El agua de la vertiente la repartía el viejo, don Aníbal, en un carretoncito tirado por un burro. Lo
vimos pasar y Ana me propuso abordar la carreta por atrás. Me subí antes que ella, Aníbal se dio
cuenta y le imprimió un trote inesperado al burro. Ana tropezó y se pegó en la boca con el canto de
la carreta. Cayó al suelo y me sonrió, me sonrió desde el suelo, con los dientes ensangrentados, feliz
porque yo había logrado subirme.

* Nunca más volvió a mí casa, pero una vez me llevó a la suya. Entramos por la ventana de su pieza.
Me mostró el rincón donde tenía dos autos de tarros, la honda y una piedra de carburo junto a una
veintena de tapas de botellas de cerveza.

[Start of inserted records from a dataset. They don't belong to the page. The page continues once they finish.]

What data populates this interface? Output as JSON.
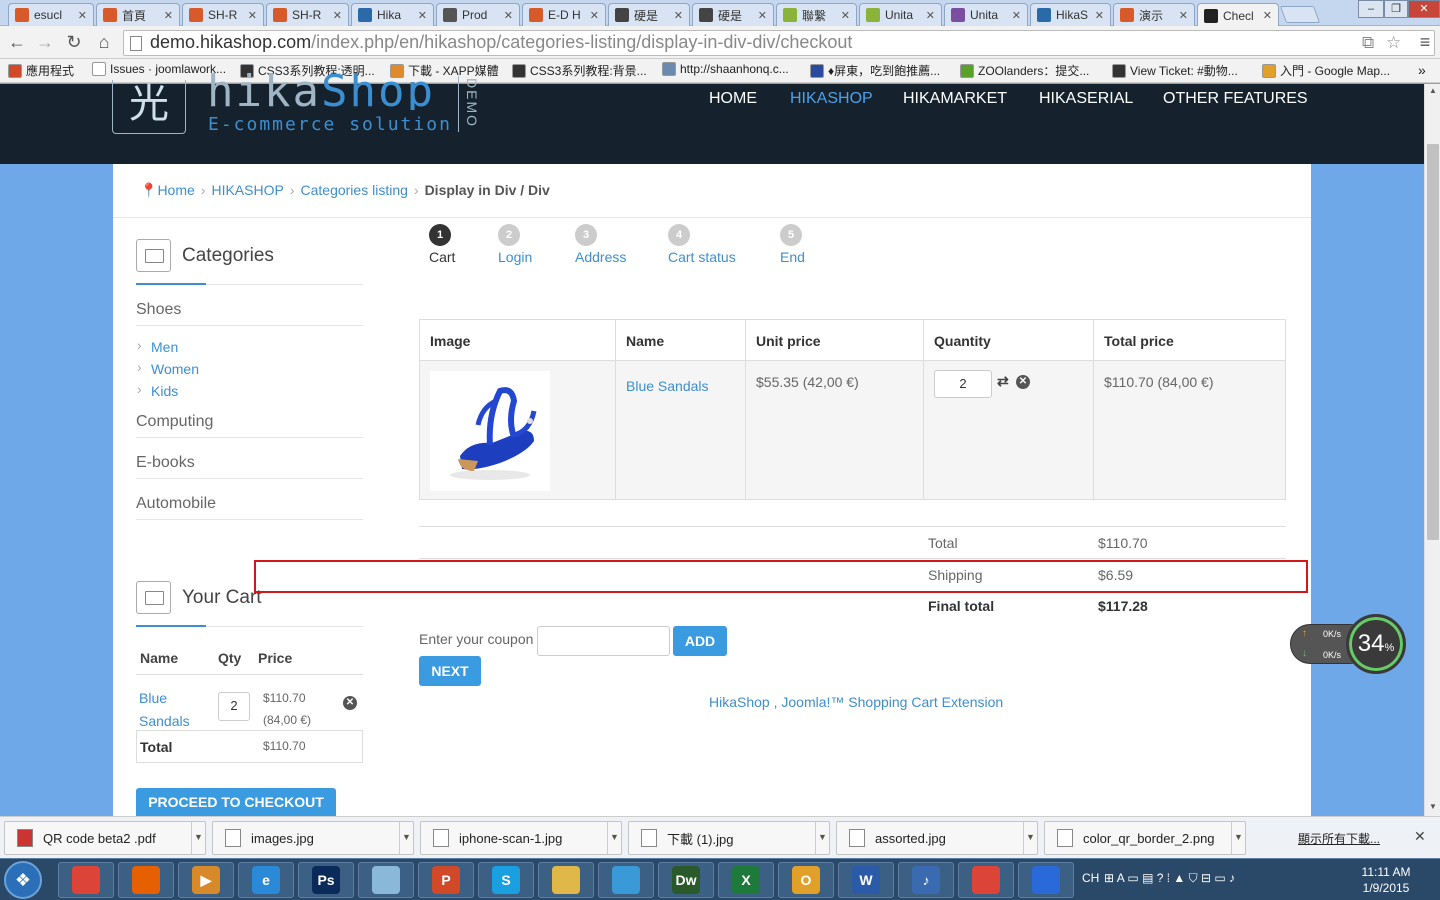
{
  "browser": {
    "tabs": [
      {
        "title": "esucl",
        "favicon_color": "#d85a2a"
      },
      {
        "title": "首頁",
        "favicon_color": "#d85a2a"
      },
      {
        "title": "SH-R",
        "favicon_color": "#d85a2a"
      },
      {
        "title": "SH-R",
        "favicon_color": "#d85a2a"
      },
      {
        "title": "Hika",
        "favicon_color": "#2b6aa8"
      },
      {
        "title": "Prod",
        "favicon_color": "#555555"
      },
      {
        "title": "E-D H",
        "favicon_color": "#d85a2a"
      },
      {
        "title": "硬是",
        "favicon_color": "#444444"
      },
      {
        "title": "硬是",
        "favicon_color": "#444444"
      },
      {
        "title": "聯繫",
        "favicon_color": "#8bb33a"
      },
      {
        "title": "Unita",
        "favicon_color": "#8bb33a"
      },
      {
        "title": "Unita",
        "favicon_color": "#7b4fa0"
      },
      {
        "title": "HikaS",
        "favicon_color": "#2b6aa8"
      },
      {
        "title": "演示",
        "favicon_color": "#d85a2a"
      },
      {
        "title": "Checl",
        "favicon_color": "#222222"
      }
    ],
    "url_domain": "demo.hikashop.com",
    "url_path": "/index.php/en/hikashop/categories-listing/display-in-div-div/checkout",
    "bookmarks": [
      {
        "label": "應用程式",
        "color": "#d04a2a"
      },
      {
        "label": "Issues · joomlawork...",
        "color": "#ffffff"
      },
      {
        "label": "CSS3系列教程:透明...",
        "color": "#333333"
      },
      {
        "label": "下載 - XAPP媒體",
        "color": "#e08a2a"
      },
      {
        "label": "CSS3系列教程:背景...",
        "color": "#333333"
      },
      {
        "label": "http://shaanhonq.c...",
        "color": "#6a8ab0"
      },
      {
        "label": "♦屏東，吃到飽推薦...",
        "color": "#2a4aa0"
      },
      {
        "label": "ZOOlanders：提交...",
        "color": "#5aa02a"
      },
      {
        "label": "View Ticket: #動物...",
        "color": "#333333"
      },
      {
        "label": "入門 - Google Map...",
        "color": "#e0a02a"
      }
    ]
  },
  "site": {
    "logo_char": "光",
    "logo_name_a": "hika",
    "logo_name_b": "Shop",
    "logo_sub": "E-commerce solution",
    "logo_demo": "DEMO",
    "nav": [
      "HOME",
      "HIKASHOP",
      "HIKAMARKET",
      "HIKASERIAL",
      "OTHER FEATURES"
    ]
  },
  "breadcrumb": [
    "Home",
    "HIKASHOP",
    "Categories listing",
    "Display in Div / Div"
  ],
  "sidebar": {
    "categories_title": "Categories",
    "categories": [
      "Shoes",
      "Computing",
      "E-books",
      "Automobile"
    ],
    "subcategories": [
      "Men",
      "Women",
      "Kids"
    ],
    "cart_title": "Your Cart",
    "cart_headers": [
      "Name",
      "Qty",
      "Price"
    ],
    "cart_item_name_1": "Blue",
    "cart_item_name_2": "Sandals",
    "cart_item_qty": "2",
    "cart_item_price_1": "$110.70",
    "cart_item_price_2": "(84,00 €)",
    "cart_total_label": "Total",
    "cart_total_value": "$110.70",
    "checkout_button": "PROCEED TO CHECKOUT"
  },
  "steps": [
    {
      "num": "1",
      "label": "Cart"
    },
    {
      "num": "2",
      "label": "Login"
    },
    {
      "num": "3",
      "label": "Address"
    },
    {
      "num": "4",
      "label": "Cart status"
    },
    {
      "num": "5",
      "label": "End"
    }
  ],
  "cart_table": {
    "headers": [
      "Image",
      "Name",
      "Unit price",
      "Quantity",
      "Total price"
    ],
    "product_name": "Blue Sandals",
    "unit_price": "$55.35 (42,00 €)",
    "quantity": "2",
    "total_price": "$110.70 (84,00 €)"
  },
  "totals": {
    "total_label": "Total",
    "total_value": "$110.70",
    "shipping_label": "Shipping",
    "shipping_value": "$6.59",
    "final_label": "Final total",
    "final_value": "$117.28"
  },
  "coupon": {
    "label": "Enter your coupon",
    "value": "",
    "add_button": "ADD"
  },
  "next_button": "NEXT",
  "footer_link": "HikaShop , Joomla!™ Shopping Cart Extension",
  "net_widget": {
    "up": "0K/s",
    "down": "0K/s",
    "percent": "34",
    "percent_sign": "%"
  },
  "downloads": {
    "items": [
      "QR code beta2 .pdf",
      "images.jpg",
      "iphone-scan-1.jpg",
      "下載 (1).jpg",
      "assorted.jpg",
      "color_qr_border_2.png"
    ],
    "show_all": "顯示所有下載..."
  },
  "taskbar": {
    "apps": [
      {
        "glyph": "",
        "color": "#db4437"
      },
      {
        "glyph": "",
        "color": "#e66000"
      },
      {
        "glyph": "▶",
        "color": "#d88a2a"
      },
      {
        "glyph": "e",
        "color": "#2a8ad8"
      },
      {
        "glyph": "Ps",
        "color": "#0a2a5a"
      },
      {
        "glyph": "",
        "color": "#8ab8d8"
      },
      {
        "glyph": "P",
        "color": "#d04a2a"
      },
      {
        "glyph": "S",
        "color": "#1aa0e0"
      },
      {
        "glyph": "",
        "color": "#e0b84a"
      },
      {
        "glyph": "",
        "color": "#3a9ad8"
      },
      {
        "glyph": "Dw",
        "color": "#2a5a2a"
      },
      {
        "glyph": "X",
        "color": "#1e7a3a"
      },
      {
        "glyph": "O",
        "color": "#e0a02a"
      },
      {
        "glyph": "W",
        "color": "#2a5aa8"
      },
      {
        "glyph": "♪",
        "color": "#3a6ab0"
      },
      {
        "glyph": "",
        "color": "#db4437"
      },
      {
        "glyph": "",
        "color": "#2a6ad8"
      }
    ],
    "lang": "CH",
    "time": "11:11 AM",
    "date": "1/9/2015"
  }
}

— Te los regalo —me dijo mirándome a los ojos.

Me dio todos sus juguetes, es decir, los dos autos, la honda y el carburo. Salté hacia afuera por la
ventana y ella me los pasó con el mayor sigilo. Nos despedimos con risitas. No cabía en mí. Dos
autos, dos, y carburo para bombas, y esa arma incomparable cuyas municiones estaban botadas en
el suelo. Creo que tropecé y caí para volverme a levantar sin sentir dolor alguno, tal era mi euforia.

* La reacción en mi casa fue triste. Ante la sonrisa aprobadora de mamá, mi papá, a manotazos y
patadas, hizo añicos los regalos de Ana. Dobló los alambres, aplastó las ruedas, rompió la honda y
arrojó todo al tarro de la basura.

Prohibición absoluta de salir de la casa. Contrataron a una niñera para que jugara al ludo conmigo y
me vigilara de cerca.

Poco tiempo después, vestido de terno y corbata, vi como cargaban el auto con maletas. Me
llevaban a un internado en Vallenar. Al partir, el auto no había recorrido aún los primeros diez
metros, apareció Ana, descalza, con su vestido andrajoso y una enorme costra cubriendo su rodilla,
que gritó al auto en movimiento:

— Chao, Alfonso. ¡Que te vaya bieeen!

* La miré en silencio. Mientras el auto se alejaba, volvió a gritar a todo lo que daban sus pulmones.
— Chaoo, Alfoonsooo —fue un alarido.

Mi papá aceleró. Las ruedas levantaron una nube de polvo amarillo tras la cual desapareció la
pequeña silueta de Ana. Pero aquel alarido siguió retumbando en el auto y afuera, en los cerros
desolados, durante todo el viaje.

Al año siguiente, nos trasladamos a Viña del Mar donde me compraron un traje de baño.